Nesse sentido, a promessa do governo de garantir “autonomia com direitos” esconde suas reais intenções de legalizar a precarização. Aliás, foram nos governos petistas anteriores que o trabalho precário mais cresceu no país, pois a maioria dos novos postos de trabalho criados foram terceirizados e na faixa de 1,5 salários mínimos.

De lá pra cá, a situação só piorou, pois o desemprego e o subemprego chegaram a níveis jamais vistos na pandemia. Hoje, estima-se que há quase 110 milhões de trabalhadores e trabalhadoras fora da CLT; sendo que 85,9 milhões estão na informalidade e 23,7 milhões são “autônomos”.

Nesse cenário de desmonte das leis trabalhistas, não é à toa que muitos trabalhadores questionem a necessidade da CLT.  Afinal, depois de sucessivas reformas da Previdência, que aumentaram a idade mínima, como esperar que um entregador trabalhe com mais de 60 anos em cima de uma bicicleta para se aposentar? Ou, para muitos trabalhadores que se desdobram em dois ou três empregos, como cumprir uma jornada mínima de 8 horas diárias como motorista de aplicativo?

Se as plataformas virtuais, as novas tecnologias de otimização da gestão e do trabalho estivessem a serviço de melhorar a vida da nossa classe, seria possível aumentar a produtividade, trabalhar menos e ter mais tempo livre.
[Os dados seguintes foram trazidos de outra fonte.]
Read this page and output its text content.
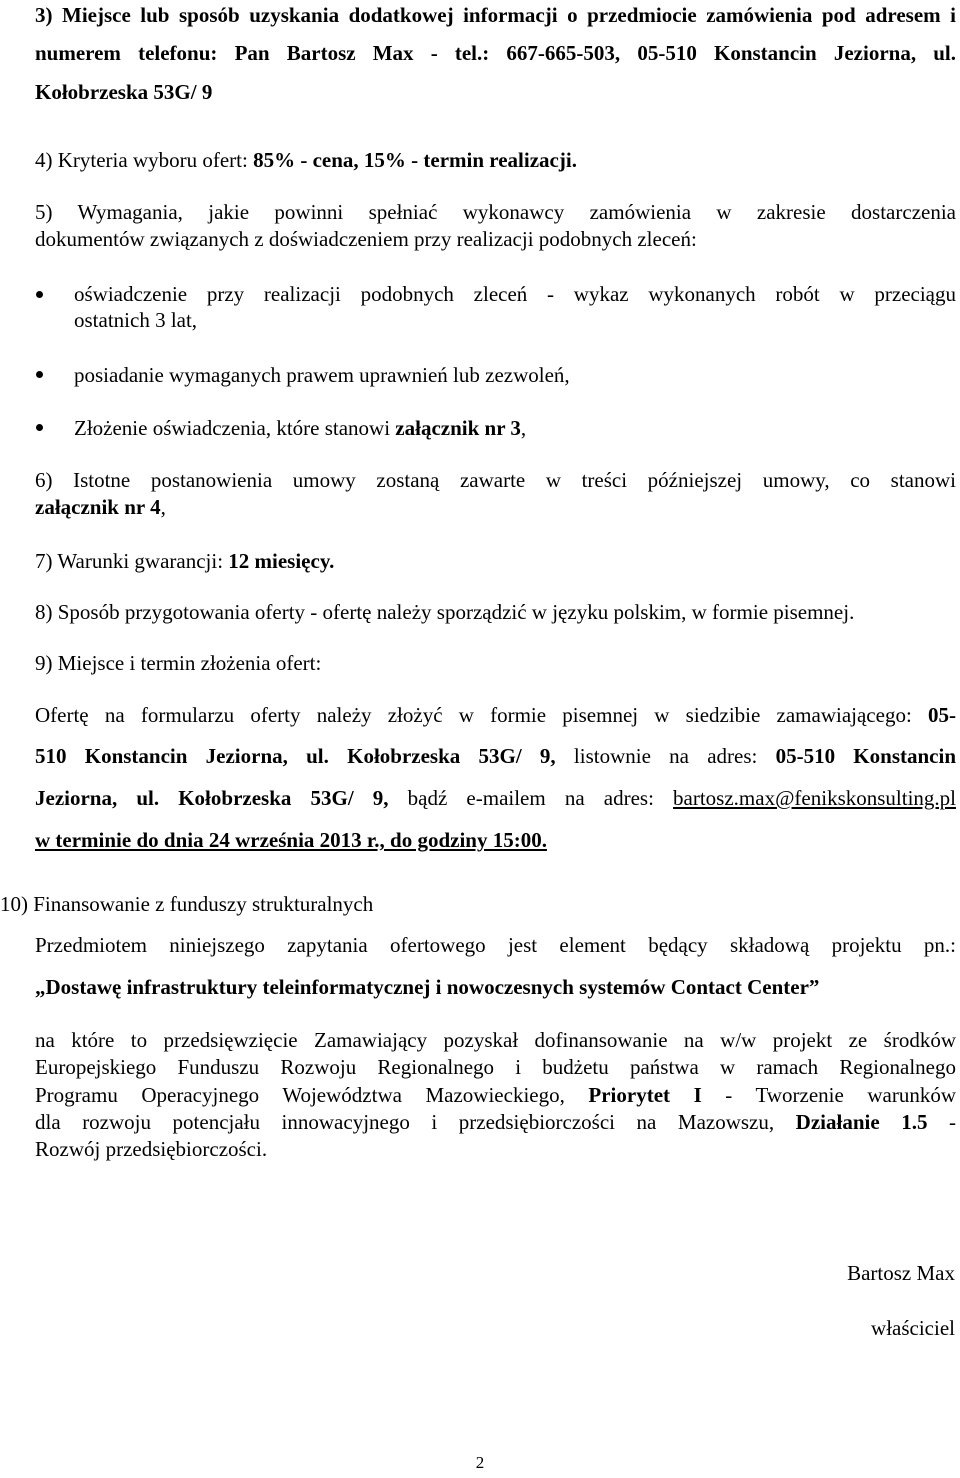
3) Miejsce lub sposób uzyskania dodatkowej informacji o przedmiocie zamówienia pod adresem i
numerem telefonu: Pan Bartosz Max - tel.: 667-665-503, 05-510 Konstancin Jeziorna, ul.
Kołobrzeska 53G/ 9
4) Kryteria wyboru ofert: 85% - cena, 15% - termin realizacji.
5) Wymagania, jakie powinni spełniać wykonawcy zamówienia w zakresie dostarczenia
dokumentów związanych z doświadczeniem przy realizacji podobnych zleceń:
oświadczenie przy realizacji podobnych zleceń - wykaz wykonanych robót w przeciągu
ostatnich 3 lat,
posiadanie wymaganych prawem uprawnień lub zezwoleń,
Złożenie oświadczenia, które stanowi załącznik nr 3,
6) Istotne postanowienia umowy zostaną zawarte w treści późniejszej umowy, co stanowi
załącznik nr 4,
7) Warunki gwarancji: 12 miesięcy.
8) Sposób przygotowania oferty - ofertę należy sporządzić w języku polskim, w formie pisemnej.
9) Miejsce i termin złożenia ofert:
Ofertę na formularzu oferty należy złożyć w formie pisemnej w siedzibie zamawiającego: 05-
510 Konstancin Jeziorna, ul. Kołobrzeska 53G/ 9, listownie na adres: 05-510 Konstancin
Jeziorna, ul. Kołobrzeska 53G/ 9, bądź e-mailem na adres: bartosz.max@fenikskonsulting.pl
w terminie do dnia 24 września 2013 r., do godziny 15:00.
10) Finansowanie z funduszy strukturalnych
Przedmiotem niniejszego zapytania ofertowego jest element będący składową projektu pn.:
„Dostawę infrastruktury teleinformatycznej i nowoczesnych systemów Contact Center”
na które to przedsięwzięcie Zamawiający pozyskał dofinansowanie na w/w projekt ze środków
Europejskiego Funduszu Rozwoju Regionalnego i budżetu państwa w ramach Regionalnego
Programu Operacyjnego Województwa Mazowieckiego, Priorytet I - Tworzenie warunków
dla rozwoju potencjału innowacyjnego i przedsiębiorczości na Mazowszu, Działanie 1.5 -
Rozwój przedsiębiorczości.
Bartosz Max
właściciel
2
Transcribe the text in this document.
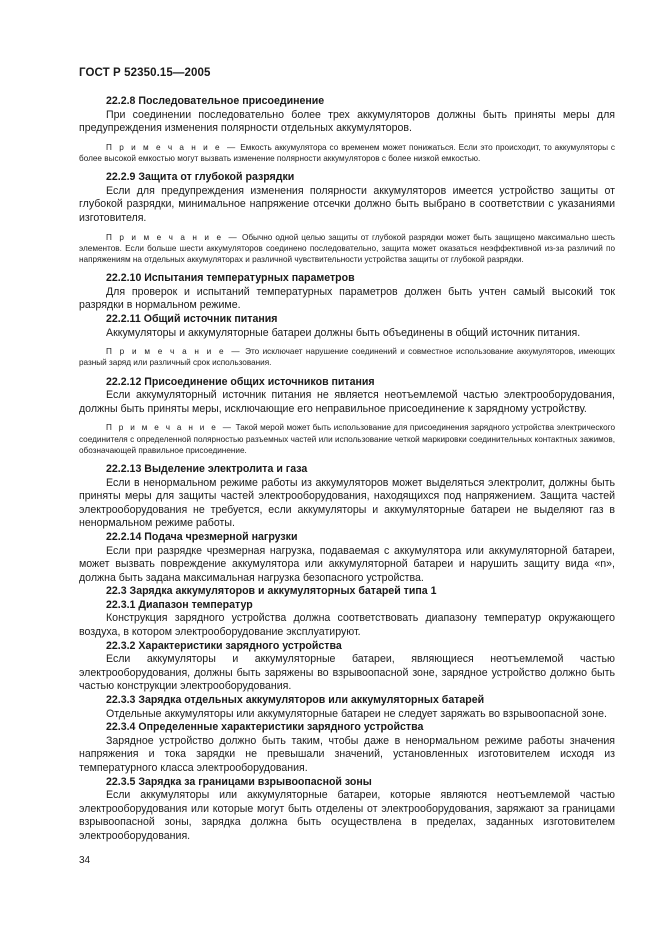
ГОСТ Р 52350.15—2005

22.2.8 Последовательное присоединение

При соединении последовательно более трех аккумуляторов должны быть приняты меры для предупреждения изменения полярности отдельных аккумуляторов.

П р и м е ч а н и е — Емкость аккумулятора со временем может понижаться. Если это происходит, то аккумуляторы с более высокой емкостью могут вызвать изменение полярности аккумуляторов с более низкой емкостью.

22.2.9 Защита от глубокой разрядки

Если для предупреждения изменения полярности аккумуляторов имеется устройство защиты от глубокой разрядки, минимальное напряжение отсечки должно быть выбрано в соответствии с указаниями изготовителя.

П р и м е ч а н и е — Обычно одной целью защиты от глубокой разрядки может быть защищено максимально шесть элементов. Если больше шести аккумуляторов соединено последовательно, защита может оказаться неэффективной из-за различий по напряжениям на отдельных аккумуляторах и различной чувствительности устройства защиты от глубокой разрядки.

22.2.10 Испытания температурных параметров

Для проверок и испытаний температурных параметров должен быть учтен самый высокий ток разрядки в нормальном режиме.

22.2.11 Общий источник питания

Аккумуляторы и аккумуляторные батареи должны быть объединены в общий источник питания.

П р и м е ч а н и е — Это исключает нарушение соединений и совместное использование аккумуляторов, имеющих разный заряд или различный срок использования.

22.2.12 Присоединение общих источников питания

Если аккумуляторный источник питания не является неотъемлемой частью электрооборудования, должны быть приняты меры, исключающие его неправильное присоединение к зарядному устройству.

П р и м е ч а н и е — Такой мерой может быть использование для присоединения зарядного устройства электрического соединителя с определенной полярностью разъемных частей или использование четкой маркировки соединительных контактных зажимов, обозначающей правильное присоединение.

22.2.13 Выделение электролита и газа

Если в ненормальном режиме работы из аккумуляторов может выделяться электролит, должны быть приняты меры для защиты частей электрооборудования, находящихся под напряжением. Защита частей электрооборудования не требуется, если аккумуляторы и аккумуляторные батареи не выделяют газ в ненормальном режиме работы.

22.2.14 Подача чрезмерной нагрузки

Если при разрядке чрезмерная нагрузка, подаваемая с аккумулятора или аккумуляторной батареи, может вызвать повреждение аккумулятора или аккумуляторной батареи и нарушить защиту вида «n», должна быть задана максимальная нагрузка безопасного устройства.

22.3 Зарядка аккумуляторов и аккумуляторных батарей типа 1

22.3.1 Диапазон температур

Конструкция зарядного устройства должна соответствовать диапазону температур окружающего воздуха, в котором электрооборудование эксплуатируют.

22.3.2 Характеристики зарядного устройства

Если аккумуляторы и аккумуляторные батареи, являющиеся неотъемлемой частью электрооборудования, должны быть заряжены во взрывоопасной зоне, зарядное устройство должно быть частью конструкции электрооборудования.

22.3.3 Зарядка отдельных аккумуляторов или аккумуляторных батарей

Отдельные аккумуляторы или аккумуляторные батареи не следует заряжать во взрывоопасной зоне.

22.3.4 Определенные характеристики зарядного устройства

Зарядное устройство должно быть таким, чтобы даже в ненормальном режиме работы значения напряжения и тока зарядки не превышали значений, установленных изготовителем исходя из температурного класса электрооборудования.

22.3.5 Зарядка за границами взрывоопасной зоны

Если аккумуляторы или аккумуляторные батареи, которые являются неотъемлемой частью электрооборудования или которые могут быть отделены от электрооборудования, заряжают за границами взрывоопасной зоны, зарядка должна быть осуществлена в пределах, заданных изготовителем электрооборудования.

34
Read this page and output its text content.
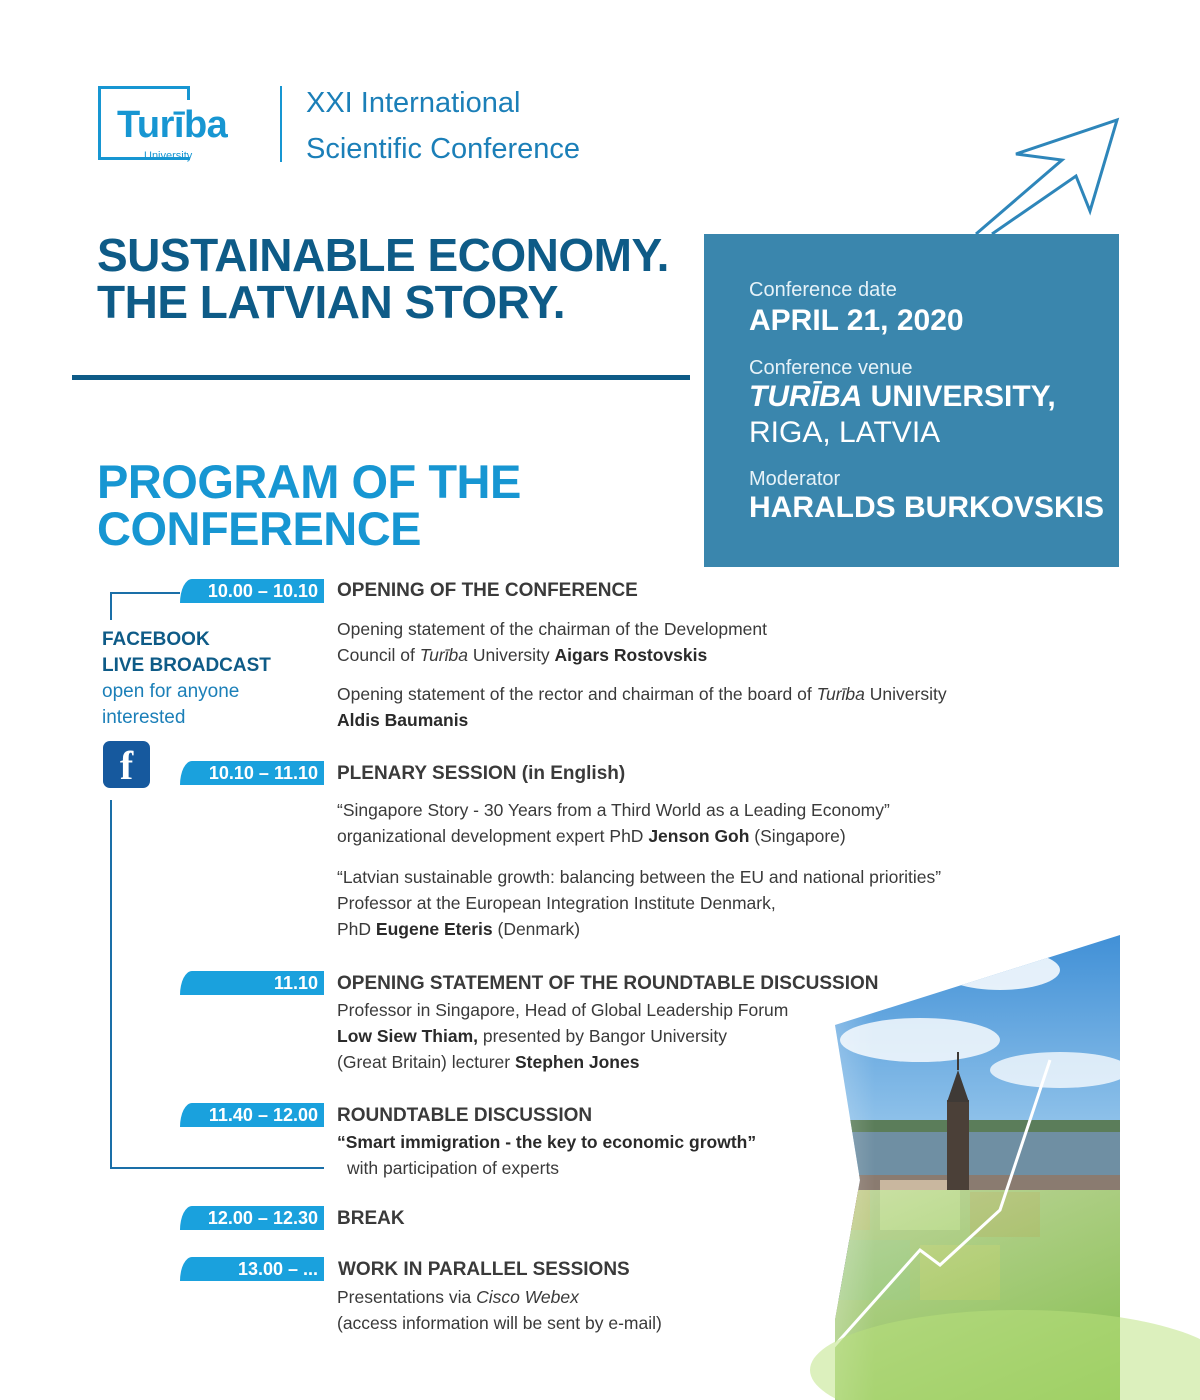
Turība
University
XXI International
Scientific Conference
SUSTAINABLE ECONOMY.
THE LATVIAN STORY.	Conference date
APRIL 21, 2020
Conference venue
TURĪBA UNIVERSITY,
RIGA, LATVIA
Moderator
HARALDS BURKOVSKIS
PROGRAM OF THE
CONFERENCE
FACEBOOK
LIVE BROADCAST
open for anyone
interested
f
10.00 – 10.10	OPENING OF THE CONFERENCE
Opening statement of the chairman of the Development
Council of Turība University Aigars Rostovskis
Opening statement of the rector and chairman of the board of Turība University
Aldis Baumanis
10.10 – 11.10	PLENARY SESSION (in English)
“Singapore Story - 30 Years from a Third World as a Leading Economy”
organizational development expert PhD Jenson Goh (Singapore)
“Latvian sustainable growth: balancing between the EU and national priorities”
Professor at the European Integration Institute Denmark,
PhD Eugene Eteris (Denmark)
11.10	OPENING STATEMENT OF THE ROUNDTABLE DISCUSSION
Professor in Singapore, Head of Global Leadership Forum
Low Siew Thiam, presented by Bangor University
(Great Britain) lecturer Stephen Jones
11.40 – 12.00	ROUNDTABLE DISCUSSION
“Smart immigration - the key to economic growth”
with participation of experts
12.00 – 12.30	BREAK
13.00 – ...	WORK IN PARALLEL SESSIONS
Presentations via Cisco Webex
(access information will be sent by e-mail)
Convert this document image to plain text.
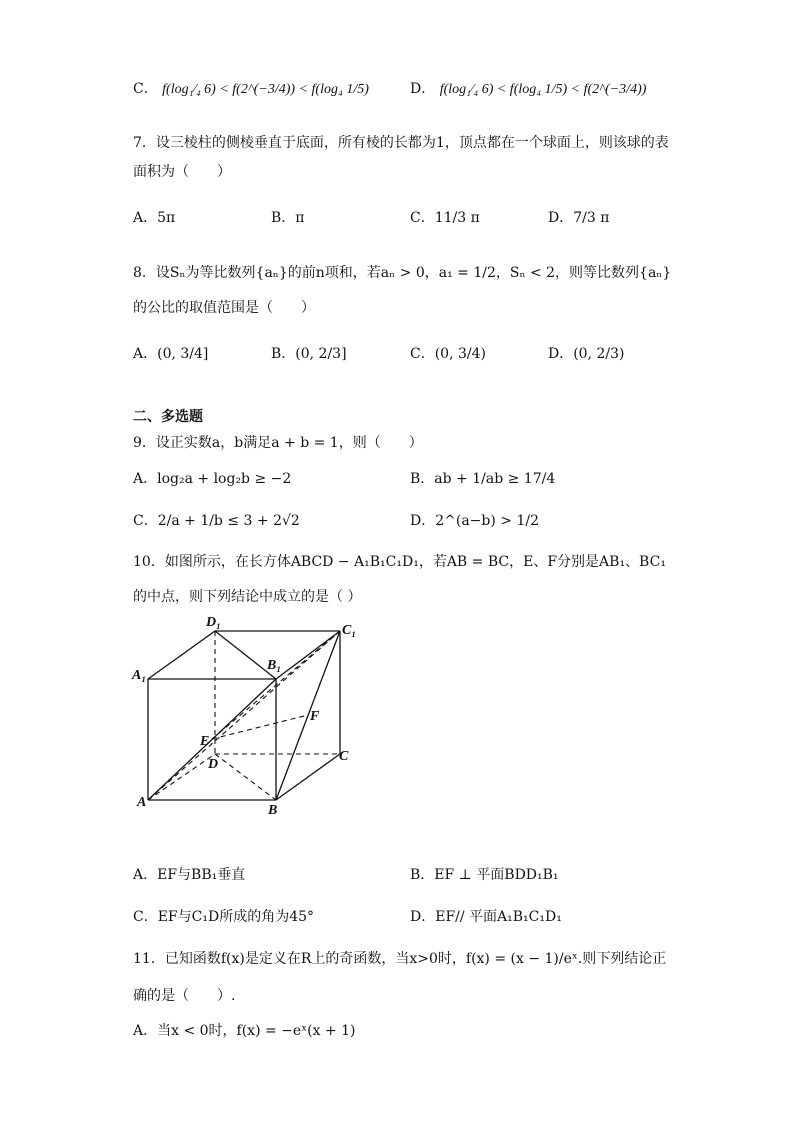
C． f(log₁⁄₄ 6) < f(2^(−3/4)) < f(log₄ 1/5)	D． f(log₁⁄₄ 6) < f(log₄ 1/5) < f(2^(−3/4))
7．设三棱柱的侧棱垂直于底面，所有棱的长都为1，顶点都在一个球面上，则该球的表
面积为（　　）
A．5π	B．π	C．11/3 π	D．7/3 π
8．设Sₙ为等比数列{aₙ}的前n项和，若aₙ > 0，a₁ = 1/2，Sₙ < 2，则等比数列{aₙ}
的公比的取值范围是（　　）
A．(0, 3/4]	B．(0, 2/3]	C．(0, 3/4)	D．(0, 2/3)
二、多选题
9．设正实数a，b满足a + b = 1，则（　　）
A．log₂a + log₂b ≥ −2	B．ab + 1/ab ≥ 17/4
C．2/a + 1/b ≤ 3 + 2√2	D．2^(a−b) > 1/2
10．如图所示，在长方体ABCD − A₁B₁C₁D₁，若AB = BC，E、F分别是AB₁、BC₁
的中点，则下列结论中成立的是（ ）
D₁
C₁
A₁
B₁
F
E
D
C
A
B
A．EF与BB₁垂直	B．EF ⊥ 平面BDD₁B₁
C．EF与C₁D所成的角为45°	D．EF// 平面A₁B₁C₁D₁
11．已知函数f(x)是定义在R上的奇函数，当x>0时，f(x) = (x − 1)/eˣ.则下列结论正
确的是（　　）.
A．当x < 0时，f(x) = −eˣ(x + 1)
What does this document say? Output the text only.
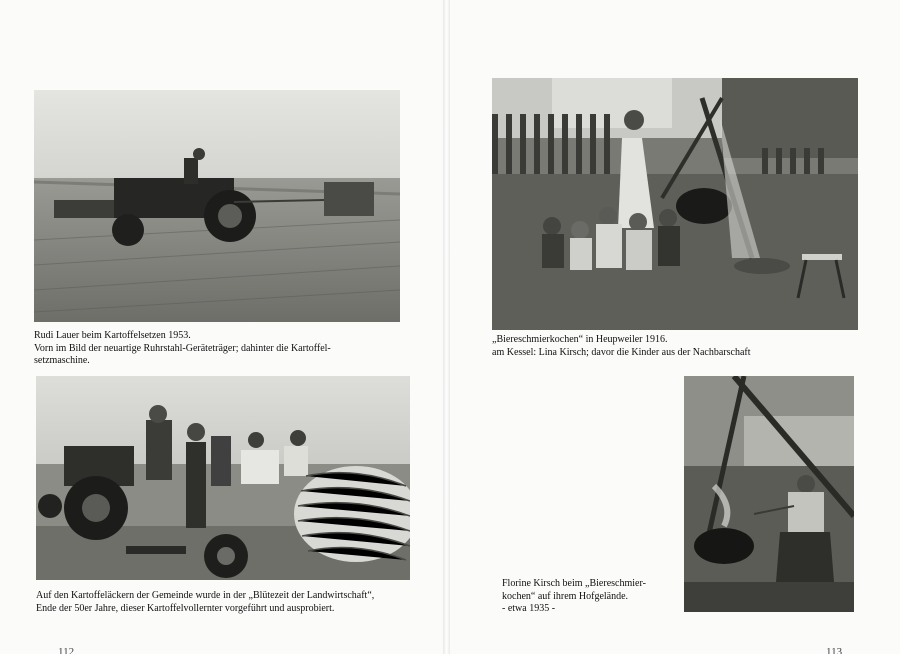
Rudi Lauer beim Kartoffelsetzen 1953.
Vorn im Bild der neuartige Ruhrstahl-Geräteträger; dahinter die Kartoffel-
setzmaschine.
Auf den Kartoffeläckern der Gemeinde wurde in der „Blütezeit der Landwirtschaft“,
Ende der 50er Jahre, dieser Kartoffelvollernter vorgeführt und ausprobiert.
112
„Biereschmierkochen“ in Heupweiler 1916.
am Kessel: Lina Kirsch; davor die Kinder aus der Nachbarschaft
Florine Kirsch beim „Biereschmier-
kochen“ auf ihrem Hofgelände.
- etwa 1935 -
113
Mas, o capitalismo se apropria da tecnologia para enriquecer grandes monopólios, como UBER, Ifood, Deliveroo, Amazon, Alibaba etc., enquanto, na outra ponta, gera superexploração e desemprego.

“Breque dos Aplicativos”

Um breque que botou em xeque os lucros das plataformas

No “Breque dos Aplicativos”, em 1º de julho de 2020, as reivindicações não se limitavam às pequenas migalhas. Os trabalhadores questionavam o controle dos aplicativos sobre seus ganhos, tempo e metas, impondo uma exploração sem limites e sem nenhuma contrapartida. A greve ganhou apoio dentre os trabalhadores das mais diversas categorias, pois desmascarava a nova face da superexploração, chamada, agora, de “empreendedorismo”.

O movimento deixou evidente a farsa das empresas de “tecnologia da informação” (TI), que, para burlar as leis trabalhistas, vendiam a ideologia de que o motorista é um mero parceiro que utiliza a tecnologia do aplicativo para “empreender”, o que faria destas plataformas meras fornecedoras de serviços.

Pega a visão

Lutar pela CLT e ir além!

Aproveitando a conquista do direito à organização sindical, os trabalhadores de aplicativo estão em melhores condições de questionar os limites do atual projeto de regulamentação, lutar pelos direitos da CLT e ir além, pois tampouco a CLT é suficiente para garantir condições dignas de vida.

É preciso, também, inverter a lógica dos algoritmos que controlam o tempo e metas dos trabalhadores, impondo pressão excessiva e um ritmo acelerado, gerando problemas de Saúde Mental e riscos de acidentes.

É importante se mirar no exemplo dos trabalhadores da União Europeia, que conquistaram leis que permitem gerenciar os logaritmos, conhecer os critérios sobre pagamentos e agendamentos, bem como recorrer de decisões injustas e arbitrariedades.

E mais do que condições mínimas de vida, precisamos almejar a construção de uma sociedade socialista, onde os avanços tecnológicos estejam a serviço da classe trabalhadora e onde possamos trabalhar menos e reduzir a jornada de trabalho para que todos trabalhem!